Lesson 13 - Validation


In [1]:
import pickle
import sys
sys.path.append("../tools/")
from feature_format import featureFormat, targetFeatureSplit

data_dict = pickle.load(open("../final_project/final_project_dataset.pkl", "r") )

### first element is our labels, any added elements are predictor
### features. Keep this the same for the mini-project, but you'll
### have a different feature list when you do the final project.
features_list = ["poi", "salary"]

data = featureFormat(data_dict, features_list)
labels, features = targetFeatureSplit(data)


print len(labels), len(features)


95 95

Create a decision tree classifier (just use the default parameters), train it on all the data. Print out the accuracy. THIS IS AN OVERFIT TREE, DO NOT TRUST THIS NUMBER! Nonetheless,

  • what’s the accuracy?

In [2]:
from sklearn import tree
from time import time

def submitAcc(features, labels):
    return clf.score(features, labels)



clf = tree.DecisionTreeClassifier()
t0 = time()
clf.fit(features, labels)
print("done in %0.3fs" % (time() - t0))


done in 0.001s

In [3]:
pred = clf.predict(features)
print "Classifier with accurancy %.2f%%" % (submitAcc(features, labels))


Classifier with accurancy 0.99%

Now you’ll add in training and testing, so that you get a trustworthy accuracy number. Use the train_test_split validation available in sklearn.cross_validation; hold out 30% of the data for testing and set the random_state parameter to 42 (random_state controls which points go into the training set and which are used for testing; setting it to 42 means we know exactly which events are in which set, and can check the results you get).

  • What’s your updated accuracy?

In [15]:
from sklearn import cross_validation


X_train, X_test, y_train, y_test = cross_validation.train_test_split(features, labels, test_size=0.30, random_state=42)

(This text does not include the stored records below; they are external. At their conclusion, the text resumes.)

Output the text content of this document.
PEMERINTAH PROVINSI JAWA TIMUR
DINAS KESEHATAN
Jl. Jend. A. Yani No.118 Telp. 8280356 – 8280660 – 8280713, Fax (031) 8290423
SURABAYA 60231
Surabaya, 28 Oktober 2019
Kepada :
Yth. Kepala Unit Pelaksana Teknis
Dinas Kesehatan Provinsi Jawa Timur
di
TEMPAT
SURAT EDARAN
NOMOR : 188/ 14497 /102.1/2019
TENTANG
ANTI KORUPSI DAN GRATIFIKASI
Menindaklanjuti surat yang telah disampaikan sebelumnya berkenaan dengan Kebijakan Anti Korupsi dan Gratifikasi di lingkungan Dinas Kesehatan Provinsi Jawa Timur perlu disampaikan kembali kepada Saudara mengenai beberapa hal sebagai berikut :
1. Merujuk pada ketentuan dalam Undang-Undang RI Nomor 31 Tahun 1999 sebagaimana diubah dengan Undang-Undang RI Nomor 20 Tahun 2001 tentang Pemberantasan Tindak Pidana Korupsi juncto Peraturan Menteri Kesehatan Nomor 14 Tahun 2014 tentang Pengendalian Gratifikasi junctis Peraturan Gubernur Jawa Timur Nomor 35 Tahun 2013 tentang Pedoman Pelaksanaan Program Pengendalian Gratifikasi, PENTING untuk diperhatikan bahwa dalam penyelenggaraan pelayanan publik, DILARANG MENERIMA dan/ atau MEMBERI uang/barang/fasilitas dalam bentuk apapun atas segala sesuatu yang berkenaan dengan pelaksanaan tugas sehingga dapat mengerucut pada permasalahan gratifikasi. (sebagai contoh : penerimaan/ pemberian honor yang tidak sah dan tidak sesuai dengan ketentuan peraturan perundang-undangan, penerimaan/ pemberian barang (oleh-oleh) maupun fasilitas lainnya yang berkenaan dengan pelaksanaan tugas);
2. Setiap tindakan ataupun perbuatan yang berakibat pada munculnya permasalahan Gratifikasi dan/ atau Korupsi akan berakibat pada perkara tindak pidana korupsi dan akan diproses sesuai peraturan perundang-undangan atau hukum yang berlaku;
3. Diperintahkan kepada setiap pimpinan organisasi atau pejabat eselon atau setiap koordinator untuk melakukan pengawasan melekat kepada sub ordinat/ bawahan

print len(X_train), len(y_train)
print len(X_test), len(y_test)


66 66
29 29

In [16]:
clf = tree.DecisionTreeClassifier()
t0 = time()
clf.fit(X_train, y_train)
print("done in %0.3fs" % (time() - t0))


done in 0.001s

In [17]:
pred = clf.predict(X_test)
print "Classifier with accurancy %.2f%%" % (submitAcc(X_test, y_test))


Classifier with accurancy 0.72%

Aaaand the testing data brings us back down to earth after that 99% accuracy


In [ ]: